His brother left the house to check out what was going on. When he didn’t come back, Ellison grabbed a flashlight and went looking for him.

“I could see a body laying on the side of the road,” Ellison said. “As I got closer, I could see it was my brother. I got one more step closer and I could see blood and he wasn’t moving.

“I shut my flashlight off, I turned around and I ran for my life in the dark. I went up the first cottage road. … I turned around and looked down towards the road I had just run from to see a little flashlight flashing around looking for me.

“I ran so hard into the woods. I laid there for … at least four hours hoping and praying that police would come. Finally … they got me out of there with an armoured vehicle.”

“It was the most terrifying thing I have ever experienced in my life. To walk up and find my brother dead and to be hunted by this fellow that killed all these people, I’ll be traumatized for the rest of my life. I’m having a really hard time with this.”

He said he waited an hour before even taking his cellphone out to call his father.

“I didn’t want it to light up and give my position away,” he said of his phone.

“When I thought it was safe, I phoned my dad and told him, ‘phone the police, phone the police. … Corrie’s shot dead. Shut the lights off and hide.’”

Ellison said it was freezing cold in the woods and he was treated for hypothermia at the Great Village firehall after he was evacuated by police.

He said his brother Corrie liked to help people. “He wanted to go and see how bad the fire was, and it cost him his life,” he said.

Ellison said he did not know the shooter. “I don’t what the circumstances were behind that gentleman going off like that,” he said.

He said a lot of people were already on edge because of the COVID-19 pandemic, "and now a lot of people are gonna be living on edge and living in fear.”

Ellison was critical of the RCMP response to the situation.

“I was watching the news earlier; it really made me sick to my stomach that they didn’t put the emergency alert out,” he said. “If the police had have put the emergency alert out, I would have got it on my phone hiding in the woods and I would have known what was going on.
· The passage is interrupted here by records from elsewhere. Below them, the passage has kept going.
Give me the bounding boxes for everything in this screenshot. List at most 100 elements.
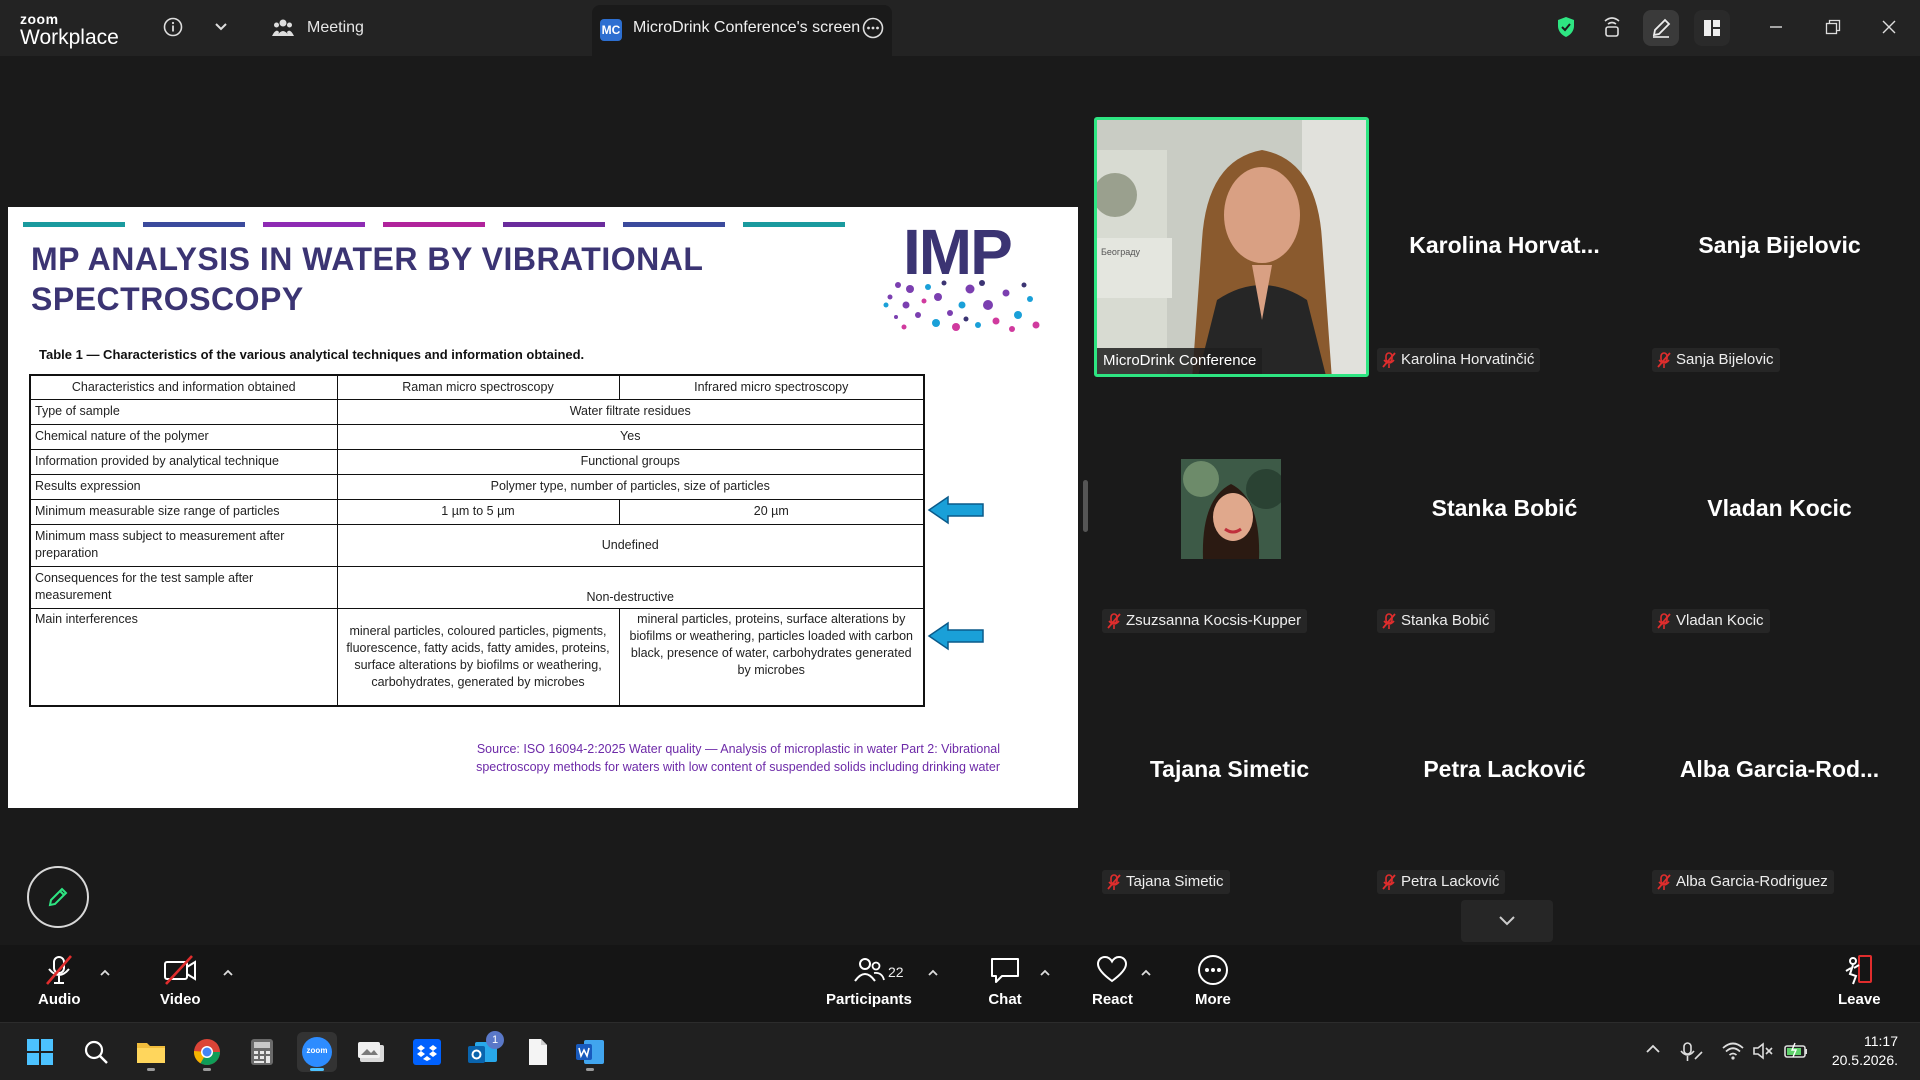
focus-mode-icon[interactable] [1599,14,1625,40]
slide-title: MP ANALYSIS IN WATER BY VIBRATIONAL SPEC… [31,239,831,319]
search-button[interactable] [76,1032,116,1072]
dropbox-button[interactable] [407,1032,447,1072]
zoom-logo: zoom Workplace [20,12,119,48]
meeting-icon[interactable] [270,14,296,40]
participants-icon [854,958,885,982]
slide-title-line1: MP ANALYSIS IN WATER BY VIBRATIONAL [31,241,704,277]
participant-label-text: Alba Garcia-Rodriguez [1676,873,1828,890]
mic-in-use-icon[interactable] [1680,1041,1704,1063]
chevron-up-icon[interactable] [1645,1041,1661,1057]
audio-options-caret-icon[interactable] [99,969,111,977]
encryption-shield-icon[interactable] [1553,14,1579,40]
react-options-caret-icon[interactable] [1140,969,1152,977]
table-row: Results expression Polymer type, number … [29,473,925,500]
chrome-button[interactable] [187,1032,227,1072]
view-layout-button[interactable] [1694,10,1730,46]
participants-count: 22 [888,964,904,980]
row-label: Chemical nature of the polymer [29,423,338,450]
zoom-app-button[interactable]: zoom [297,1032,337,1072]
chrome-icon [193,1039,221,1066]
mail-badge: 1 [486,1031,504,1049]
participant-label: Karolina Horvatinčić [1377,348,1541,372]
running-indicator [147,1068,155,1071]
participant-avatar [1181,459,1281,559]
row-label: Consequences for the test sample after m… [29,565,338,609]
folder-icon [137,1043,165,1063]
participant-tile[interactable]: Tajana Simetic Tajana Simetic [1098,639,1361,894]
start-button[interactable] [20,1032,60,1072]
restore-icon[interactable] [1820,14,1846,40]
table-row: Type of sample Water filtrate residues [29,398,925,425]
audio-button[interactable]: Audio [38,953,81,1008]
participant-label-text: Petra Lacković [1401,873,1500,890]
left-arrow-icon [927,621,984,651]
more-button[interactable]: More [1195,953,1231,1008]
title-stripe [383,222,485,227]
chat-options-caret-icon[interactable] [1039,969,1051,977]
tab-title: MicroDrink Conference's screen [633,19,861,36]
annotate-pencil-button[interactable] [27,866,89,928]
title-stripe [23,222,125,227]
split-view-handle[interactable] [1083,480,1088,532]
screen-share-tab[interactable]: MC MicroDrink Conference's screen [592,5,892,56]
participant-label-text: Karolina Horvatinčić [1401,351,1535,368]
table-row: Chemical nature of the polymer Yes [29,423,925,450]
word-button[interactable] [570,1032,610,1072]
participants-button[interactable]: Participants [826,953,912,1008]
participant-tile[interactable]: Zsuzsanna Kocsis-Kupper [1098,378,1361,633]
close-icon[interactable] [1876,14,1902,40]
participant-tile[interactable]: Sanja Bijelovic Sanja Bijelovic [1648,117,1911,372]
tab-badge: MC [600,19,622,41]
speaker-muted-icon[interactable] [1752,1041,1774,1061]
header-cell: Infrared micro spectroscopy [618,374,925,400]
annotate-button[interactable] [1643,10,1679,46]
chat-icon [991,958,1019,983]
system-clock[interactable]: 11:17 20.5.2026. [1832,1032,1898,1070]
battery-charging-icon[interactable] [1783,1041,1809,1061]
windows-icon [27,1039,53,1065]
photos-button[interactable] [352,1032,392,1072]
participant-label: Vladan Kocic [1652,609,1770,633]
file-explorer-button[interactable] [131,1032,171,1072]
info-icon[interactable] [160,14,186,40]
document-icon [529,1039,547,1065]
calculator-button[interactable] [242,1032,282,1072]
participant-tile[interactable]: Alba Garcia-Rod... Alba Garcia-Rodriguez [1648,639,1911,894]
more-options-icon[interactable] [862,17,884,44]
search-icon [84,1040,108,1064]
row-value-raman: 1 µm to 5 µm [336,498,620,525]
participant-tile[interactable]: Vladan Kocic Vladan Kocic [1648,378,1911,633]
react-label: React [1092,991,1133,1008]
chat-button[interactable]: Chat [988,953,1022,1008]
gallery-next-page-button[interactable] [1461,900,1553,942]
react-button[interactable]: React [1092,953,1133,1008]
participant-name: Sanja Bijelovic [1698,232,1861,258]
row-value-raman: mineral particles, coloured particles, p… [336,607,620,707]
minimize-icon[interactable] [1763,14,1789,40]
tile-name-label: MicroDrink Conference [1097,348,1263,374]
chevron-down-icon[interactable] [208,14,234,40]
notepad-button[interactable] [518,1032,558,1072]
mic-muted-icon [46,955,73,985]
participant-tile[interactable]: Karolina Horvat... Karolina Horvatinčić [1373,117,1636,372]
video-options-caret-icon[interactable] [222,969,234,977]
outlook-button[interactable]: 1 [463,1031,504,1072]
title-bar: zoom Workplace Meeting MC MicroDrink Con… [0,0,1920,56]
video-button[interactable]: Video [160,953,201,1008]
participant-label: Sanja Bijelovic [1652,348,1780,372]
meeting-controls: Audio Video Participants 22 Chat React M… [0,945,1920,1022]
participants-options-caret-icon[interactable] [927,969,939,977]
participant-tile[interactable]: Stanka Bobić Stanka Bobić [1373,378,1636,633]
table-row: Minimum measurable size range of particl… [29,498,925,525]
leave-button[interactable]: Leave [1838,953,1881,1008]
row-value: Yes [336,423,925,450]
wifi-icon[interactable] [1721,1041,1745,1061]
more-label: More [1195,991,1231,1008]
leave-icon [1845,955,1873,985]
meeting-label[interactable]: Meeting [307,19,364,37]
participant-tile[interactable]: Petra Lacković Petra Lacković [1373,639,1636,894]
row-label: Results expression [29,473,338,500]
active-speaker-tile[interactable]: Београду MicroDrink Conference [1094,117,1369,377]
pencil-icon [48,887,68,907]
table-header-row: Characteristics and information obtained… [29,374,925,400]
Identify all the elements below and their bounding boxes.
And it could have saved some more lives.

“The police could have handled this definitely a lot better.

“I hid in the woods for about four hours, staring up the sky, freezing to death, looking for red flashing lights that never came - for hours, hours.

“People were in there burning to death and dying and it took hours for a response. That’s not right. That’s not right at all.”

When he was taken to the firehall, Ellison said he observed more police personnel “than they knew what to do with. They were all standing around while people were dying.

“It’s your job to serve and protect, … not sit back and watch while people are being killed. I  would have (gone) in there. I went up looking for my brother. I didn’t have a bulletproof vest, I never had a gun, but I went. They should have too.”

Ellison was shaken by what he saw Wednesday when he was escorted to his vehicle.

“It’s a trail of destruction – numerous burnt homes, numerous burnt cars,” he said of the scene. “It’s horrible, something right out of a horror movie, worse than a horror movie. This is real life and it (came) to our friends and family. This is a total nightmare.”